Because SCAPΔL mice do not exhibit severe and spontaneous liver damage (6, 7), SREBP pathway–dependent effects on membrane fluidity and ER stress likely cooperate with a specific PTEN-associated process to elicit the observed phenotypes. PTEN deletion elevates signaling through Akt-mTOR, which in turn suppresses autophagy (12). Notably, SREBP-1c and SREBP-2 are both positive regulators of autophagy (13–15). Hepatic expression of the autophagy substrate protein p62 was increased in PTEN/SCAPΔL mice compared with single-knockout control mice, suggesting that SCAP loss and PTEN loss cooperate to inhibit autophagy flux. In support of reduced autophagy playing a role in PTEN/SCAPΔL mice, SCAP deletion in mice with a liver-specific knockout of the autophagy gene 5 (ATG5ΔL) also increased liver damage and HCC incidence, which was accompanied by elevated ER stress. Thus, inhibition of autophagy via mTOR activation may prevent removal of damaged ER and further exacerbate cell stress created by SCAP deletion. Importantly, liver damage and HCC tumor incidence were less severe in SCAP/ATG5ΔL mice compared with PTEN/SCAPΔL mice (8), suggesting that other PTEN-dependent functions contribute to the full disease presentation in PTEN/SCAPΔL mice.

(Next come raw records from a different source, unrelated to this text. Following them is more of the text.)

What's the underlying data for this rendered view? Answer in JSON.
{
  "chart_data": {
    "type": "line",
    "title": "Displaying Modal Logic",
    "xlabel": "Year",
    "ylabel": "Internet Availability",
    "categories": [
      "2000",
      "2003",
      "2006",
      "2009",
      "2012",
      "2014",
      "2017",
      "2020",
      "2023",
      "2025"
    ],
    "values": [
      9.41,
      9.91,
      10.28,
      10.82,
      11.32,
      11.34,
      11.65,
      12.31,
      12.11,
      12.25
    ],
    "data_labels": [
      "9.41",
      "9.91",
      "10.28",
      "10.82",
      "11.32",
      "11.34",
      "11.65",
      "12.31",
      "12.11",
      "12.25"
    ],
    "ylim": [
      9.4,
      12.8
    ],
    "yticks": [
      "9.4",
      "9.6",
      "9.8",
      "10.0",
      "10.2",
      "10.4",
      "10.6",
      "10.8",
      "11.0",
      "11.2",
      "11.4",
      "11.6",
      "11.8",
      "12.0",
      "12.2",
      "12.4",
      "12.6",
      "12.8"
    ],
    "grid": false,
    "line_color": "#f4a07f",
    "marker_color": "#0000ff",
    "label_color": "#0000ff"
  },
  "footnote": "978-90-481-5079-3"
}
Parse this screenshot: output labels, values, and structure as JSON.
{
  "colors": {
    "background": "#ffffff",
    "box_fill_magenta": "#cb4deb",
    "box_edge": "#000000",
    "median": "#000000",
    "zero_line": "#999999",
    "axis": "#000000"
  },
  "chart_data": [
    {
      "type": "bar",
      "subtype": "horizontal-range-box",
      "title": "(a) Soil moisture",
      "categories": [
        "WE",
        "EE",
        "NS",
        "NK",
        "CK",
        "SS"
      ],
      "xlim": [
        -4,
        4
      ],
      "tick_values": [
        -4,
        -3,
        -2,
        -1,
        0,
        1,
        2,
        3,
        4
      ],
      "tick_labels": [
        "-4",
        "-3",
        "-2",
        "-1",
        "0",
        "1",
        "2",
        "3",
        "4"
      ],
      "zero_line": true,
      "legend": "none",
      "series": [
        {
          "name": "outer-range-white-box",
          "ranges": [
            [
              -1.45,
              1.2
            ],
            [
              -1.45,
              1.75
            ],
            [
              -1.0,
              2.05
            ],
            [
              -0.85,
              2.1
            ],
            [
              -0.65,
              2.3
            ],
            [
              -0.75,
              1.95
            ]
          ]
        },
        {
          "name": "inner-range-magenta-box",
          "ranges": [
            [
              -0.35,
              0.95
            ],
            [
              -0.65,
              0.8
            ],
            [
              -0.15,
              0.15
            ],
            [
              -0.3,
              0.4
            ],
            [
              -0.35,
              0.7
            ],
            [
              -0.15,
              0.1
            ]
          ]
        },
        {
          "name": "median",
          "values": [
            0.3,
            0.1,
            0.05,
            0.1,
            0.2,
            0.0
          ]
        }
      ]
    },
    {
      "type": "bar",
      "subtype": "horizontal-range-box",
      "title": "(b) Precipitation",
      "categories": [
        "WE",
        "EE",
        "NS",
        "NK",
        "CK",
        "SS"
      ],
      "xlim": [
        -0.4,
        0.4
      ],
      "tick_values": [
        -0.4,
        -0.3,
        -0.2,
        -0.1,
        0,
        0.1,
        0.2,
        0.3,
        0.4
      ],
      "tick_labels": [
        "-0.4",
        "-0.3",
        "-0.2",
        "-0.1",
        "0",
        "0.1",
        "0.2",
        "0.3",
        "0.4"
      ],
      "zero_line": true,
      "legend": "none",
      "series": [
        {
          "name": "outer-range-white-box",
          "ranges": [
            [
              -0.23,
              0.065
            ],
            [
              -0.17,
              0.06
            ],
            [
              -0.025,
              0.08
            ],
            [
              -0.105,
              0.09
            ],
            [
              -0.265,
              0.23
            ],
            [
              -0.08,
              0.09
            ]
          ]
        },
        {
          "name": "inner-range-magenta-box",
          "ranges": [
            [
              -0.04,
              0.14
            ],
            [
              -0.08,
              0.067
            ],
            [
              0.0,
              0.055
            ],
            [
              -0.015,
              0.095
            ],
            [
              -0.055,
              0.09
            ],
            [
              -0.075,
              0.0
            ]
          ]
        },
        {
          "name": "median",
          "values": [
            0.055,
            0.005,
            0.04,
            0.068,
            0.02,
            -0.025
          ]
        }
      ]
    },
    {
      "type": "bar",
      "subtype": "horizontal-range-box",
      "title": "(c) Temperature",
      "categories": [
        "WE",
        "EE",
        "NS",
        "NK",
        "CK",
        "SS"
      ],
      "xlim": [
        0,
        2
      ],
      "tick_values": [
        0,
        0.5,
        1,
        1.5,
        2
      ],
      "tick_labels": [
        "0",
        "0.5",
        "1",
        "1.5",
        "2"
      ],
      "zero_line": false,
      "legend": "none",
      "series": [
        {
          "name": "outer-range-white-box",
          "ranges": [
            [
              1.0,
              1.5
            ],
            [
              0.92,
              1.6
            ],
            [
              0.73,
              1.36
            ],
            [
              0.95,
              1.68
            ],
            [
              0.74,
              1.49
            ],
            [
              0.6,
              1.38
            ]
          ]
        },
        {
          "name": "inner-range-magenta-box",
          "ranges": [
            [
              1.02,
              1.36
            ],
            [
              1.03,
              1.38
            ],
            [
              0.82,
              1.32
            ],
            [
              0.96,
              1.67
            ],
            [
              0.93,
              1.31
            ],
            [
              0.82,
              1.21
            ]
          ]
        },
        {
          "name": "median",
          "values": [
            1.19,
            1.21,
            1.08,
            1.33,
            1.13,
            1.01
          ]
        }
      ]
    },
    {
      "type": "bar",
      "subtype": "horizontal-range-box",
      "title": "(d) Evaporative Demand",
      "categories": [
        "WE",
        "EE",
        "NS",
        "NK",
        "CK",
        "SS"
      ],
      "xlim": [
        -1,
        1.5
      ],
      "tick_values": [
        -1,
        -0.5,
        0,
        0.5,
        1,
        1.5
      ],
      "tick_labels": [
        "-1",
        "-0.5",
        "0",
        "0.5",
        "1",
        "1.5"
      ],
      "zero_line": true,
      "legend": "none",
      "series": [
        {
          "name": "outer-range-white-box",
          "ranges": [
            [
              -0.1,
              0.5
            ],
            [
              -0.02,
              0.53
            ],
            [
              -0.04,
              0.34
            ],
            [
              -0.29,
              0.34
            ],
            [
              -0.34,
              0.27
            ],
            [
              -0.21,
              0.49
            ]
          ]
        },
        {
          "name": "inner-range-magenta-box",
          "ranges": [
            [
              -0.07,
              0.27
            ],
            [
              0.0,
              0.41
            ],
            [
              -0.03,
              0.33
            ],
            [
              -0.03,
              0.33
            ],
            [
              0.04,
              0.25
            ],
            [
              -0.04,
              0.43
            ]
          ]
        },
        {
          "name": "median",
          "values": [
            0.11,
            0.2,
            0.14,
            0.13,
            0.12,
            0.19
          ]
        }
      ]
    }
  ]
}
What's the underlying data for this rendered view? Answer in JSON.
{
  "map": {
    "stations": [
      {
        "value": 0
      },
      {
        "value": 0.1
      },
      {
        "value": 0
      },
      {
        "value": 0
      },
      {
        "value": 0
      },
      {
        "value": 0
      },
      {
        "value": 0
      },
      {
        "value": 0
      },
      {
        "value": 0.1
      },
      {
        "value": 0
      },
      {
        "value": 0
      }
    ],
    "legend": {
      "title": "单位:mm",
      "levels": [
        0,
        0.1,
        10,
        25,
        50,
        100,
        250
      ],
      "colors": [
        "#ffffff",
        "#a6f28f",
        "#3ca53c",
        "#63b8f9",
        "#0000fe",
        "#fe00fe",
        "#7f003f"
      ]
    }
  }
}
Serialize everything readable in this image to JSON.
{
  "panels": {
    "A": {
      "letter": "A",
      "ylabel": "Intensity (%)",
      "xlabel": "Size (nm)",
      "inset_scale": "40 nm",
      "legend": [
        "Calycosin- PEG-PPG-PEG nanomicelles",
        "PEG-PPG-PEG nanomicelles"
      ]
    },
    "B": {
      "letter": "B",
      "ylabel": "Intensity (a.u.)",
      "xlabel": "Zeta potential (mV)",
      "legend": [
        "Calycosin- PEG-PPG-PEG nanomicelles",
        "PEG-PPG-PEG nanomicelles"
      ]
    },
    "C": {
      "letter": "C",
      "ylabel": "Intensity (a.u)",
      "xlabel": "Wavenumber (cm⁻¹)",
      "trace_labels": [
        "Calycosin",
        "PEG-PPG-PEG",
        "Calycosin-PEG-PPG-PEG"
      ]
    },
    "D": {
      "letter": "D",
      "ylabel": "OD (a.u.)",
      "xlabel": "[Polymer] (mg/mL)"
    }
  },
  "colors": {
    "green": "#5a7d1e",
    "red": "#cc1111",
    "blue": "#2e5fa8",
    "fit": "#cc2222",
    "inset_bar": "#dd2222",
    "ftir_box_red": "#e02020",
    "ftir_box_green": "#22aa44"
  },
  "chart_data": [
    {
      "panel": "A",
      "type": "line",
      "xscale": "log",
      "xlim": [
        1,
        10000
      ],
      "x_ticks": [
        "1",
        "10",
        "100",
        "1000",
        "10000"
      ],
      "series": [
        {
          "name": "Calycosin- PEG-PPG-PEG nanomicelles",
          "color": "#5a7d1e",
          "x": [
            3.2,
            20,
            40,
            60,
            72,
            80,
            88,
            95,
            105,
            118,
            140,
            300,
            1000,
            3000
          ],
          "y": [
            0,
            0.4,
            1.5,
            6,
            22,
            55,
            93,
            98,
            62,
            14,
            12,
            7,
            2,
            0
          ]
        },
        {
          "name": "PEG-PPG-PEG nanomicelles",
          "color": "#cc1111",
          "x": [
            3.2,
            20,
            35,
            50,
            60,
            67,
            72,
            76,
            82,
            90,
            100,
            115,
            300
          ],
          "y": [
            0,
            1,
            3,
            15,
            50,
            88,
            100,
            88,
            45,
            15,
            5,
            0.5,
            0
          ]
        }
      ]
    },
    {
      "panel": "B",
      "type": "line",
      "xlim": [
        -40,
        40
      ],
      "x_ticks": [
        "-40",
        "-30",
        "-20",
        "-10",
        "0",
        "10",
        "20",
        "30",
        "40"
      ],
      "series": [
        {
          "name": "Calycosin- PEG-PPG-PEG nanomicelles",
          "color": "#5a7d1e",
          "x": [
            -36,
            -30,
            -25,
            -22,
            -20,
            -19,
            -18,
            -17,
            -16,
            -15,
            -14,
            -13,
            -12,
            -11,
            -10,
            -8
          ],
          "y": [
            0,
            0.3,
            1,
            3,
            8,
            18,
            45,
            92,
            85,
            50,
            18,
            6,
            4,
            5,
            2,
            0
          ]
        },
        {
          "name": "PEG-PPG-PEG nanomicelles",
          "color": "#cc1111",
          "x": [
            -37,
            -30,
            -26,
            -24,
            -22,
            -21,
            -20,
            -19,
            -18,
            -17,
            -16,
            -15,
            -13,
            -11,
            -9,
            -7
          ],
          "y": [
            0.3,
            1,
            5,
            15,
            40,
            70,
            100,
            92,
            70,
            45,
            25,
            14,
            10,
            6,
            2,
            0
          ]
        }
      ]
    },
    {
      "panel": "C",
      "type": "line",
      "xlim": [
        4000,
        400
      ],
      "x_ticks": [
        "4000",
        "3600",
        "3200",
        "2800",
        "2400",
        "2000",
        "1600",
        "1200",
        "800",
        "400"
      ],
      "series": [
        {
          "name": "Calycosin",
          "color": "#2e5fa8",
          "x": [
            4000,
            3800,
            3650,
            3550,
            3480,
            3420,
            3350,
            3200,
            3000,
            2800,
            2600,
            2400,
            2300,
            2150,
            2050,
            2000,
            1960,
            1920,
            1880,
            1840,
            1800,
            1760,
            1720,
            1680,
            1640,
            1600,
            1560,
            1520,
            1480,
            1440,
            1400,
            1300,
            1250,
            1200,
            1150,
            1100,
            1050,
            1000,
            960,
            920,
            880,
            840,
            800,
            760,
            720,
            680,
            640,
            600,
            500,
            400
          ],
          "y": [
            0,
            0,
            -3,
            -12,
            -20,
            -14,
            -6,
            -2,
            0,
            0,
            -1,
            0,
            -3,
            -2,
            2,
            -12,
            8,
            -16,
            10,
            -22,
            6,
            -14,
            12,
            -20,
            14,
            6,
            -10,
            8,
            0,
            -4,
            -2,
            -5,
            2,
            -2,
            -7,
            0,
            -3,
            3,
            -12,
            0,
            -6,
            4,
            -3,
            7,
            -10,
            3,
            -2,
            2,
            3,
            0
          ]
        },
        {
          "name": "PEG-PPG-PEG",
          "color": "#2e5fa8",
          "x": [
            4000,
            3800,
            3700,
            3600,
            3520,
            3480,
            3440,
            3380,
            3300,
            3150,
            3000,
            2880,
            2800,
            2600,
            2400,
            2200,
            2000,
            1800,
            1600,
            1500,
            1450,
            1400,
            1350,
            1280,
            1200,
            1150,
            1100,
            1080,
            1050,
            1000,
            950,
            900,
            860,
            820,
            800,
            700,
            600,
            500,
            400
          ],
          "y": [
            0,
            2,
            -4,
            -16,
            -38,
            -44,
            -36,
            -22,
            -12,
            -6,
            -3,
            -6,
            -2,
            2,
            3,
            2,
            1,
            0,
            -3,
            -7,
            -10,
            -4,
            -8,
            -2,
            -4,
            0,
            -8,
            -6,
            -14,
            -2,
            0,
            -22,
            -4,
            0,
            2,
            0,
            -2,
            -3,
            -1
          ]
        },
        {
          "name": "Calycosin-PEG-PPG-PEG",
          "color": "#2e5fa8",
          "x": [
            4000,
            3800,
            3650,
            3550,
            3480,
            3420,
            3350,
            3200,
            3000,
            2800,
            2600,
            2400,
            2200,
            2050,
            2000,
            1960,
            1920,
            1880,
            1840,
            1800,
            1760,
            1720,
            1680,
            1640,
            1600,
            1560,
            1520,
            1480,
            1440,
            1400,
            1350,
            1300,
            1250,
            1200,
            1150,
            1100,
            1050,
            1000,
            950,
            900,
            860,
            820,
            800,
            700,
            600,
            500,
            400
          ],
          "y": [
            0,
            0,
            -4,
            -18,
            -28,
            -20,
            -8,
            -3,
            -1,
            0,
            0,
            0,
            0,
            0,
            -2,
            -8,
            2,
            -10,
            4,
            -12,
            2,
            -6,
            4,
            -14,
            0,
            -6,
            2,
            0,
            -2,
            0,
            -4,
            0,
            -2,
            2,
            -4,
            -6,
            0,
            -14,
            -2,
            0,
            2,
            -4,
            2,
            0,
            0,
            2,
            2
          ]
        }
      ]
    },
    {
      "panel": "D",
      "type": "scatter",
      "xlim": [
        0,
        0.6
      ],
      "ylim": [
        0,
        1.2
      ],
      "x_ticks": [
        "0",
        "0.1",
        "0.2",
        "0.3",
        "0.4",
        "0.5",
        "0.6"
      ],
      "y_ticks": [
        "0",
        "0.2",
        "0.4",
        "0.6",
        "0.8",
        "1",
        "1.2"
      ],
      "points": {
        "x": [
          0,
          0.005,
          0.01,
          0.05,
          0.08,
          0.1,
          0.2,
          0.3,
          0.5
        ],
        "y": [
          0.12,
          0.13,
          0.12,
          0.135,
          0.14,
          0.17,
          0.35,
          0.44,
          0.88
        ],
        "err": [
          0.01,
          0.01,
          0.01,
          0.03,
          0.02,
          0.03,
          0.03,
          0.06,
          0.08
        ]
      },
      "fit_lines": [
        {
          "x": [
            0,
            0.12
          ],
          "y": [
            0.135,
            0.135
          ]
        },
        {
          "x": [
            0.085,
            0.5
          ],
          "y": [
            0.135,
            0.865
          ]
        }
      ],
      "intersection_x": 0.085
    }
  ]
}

Broad clinical considerations

SREBPs are central and ubiquitous regulators of lipid homeostasis under normal physiology that are activated to restore lipid supply when these nutrients are limiting (16). In diabetic individuals, elevated insulin drives inappropriate SREBP-dependent lipogenesis, leading to fatty liver, which can progress to NASH and HCC (1). Promisingly, SCAP deletion and the resultant loss of SREBP activity prevent fatty liver in multiple diabetic rodent models (7). Thus, targeting lipid biosynthetic enzymes or the SREBP pathway directly with small molecule inhibitors has been proposed to prevent or treat steatosis before the progression to NASH. Kawamura, Matsushita, et al. (8) demonstrate that complete inhibition of SREBP activity in the PTEN mouse model disrupts cellular membrane lipid homeostasis and induces ER stress. Rather than improve disease, inhibiting SREBPs unexpectedly promoted inflammation and accelerated NASH and HCC progression (Figure 1). Multiple NASH mouse models exist (9), and it will be important to test the effects of SREBP inhibition in a model that replicates the insulin resistance and obesity commonly observed in human NASH. In addition, the authors did not test the effect of heterozygous SCAP deletion, and it is possible that a partial reduction of SREBP activity will improve hepatic steatosis without causing ER stress. Based on Kawamura, Matsushita, et al. (8), strategies that target lipogenesis directly or indirectly through the SCAP/SREBP pathway may be misguided and overly simplistic. Instead, when thinking about targeting lipid metabolism for therapeutic intervention in liver pathology, strategies that target different stages of disease progression will need to be employed to prevent excessive lipogenesis while maintaining membrane lipid homeostasis.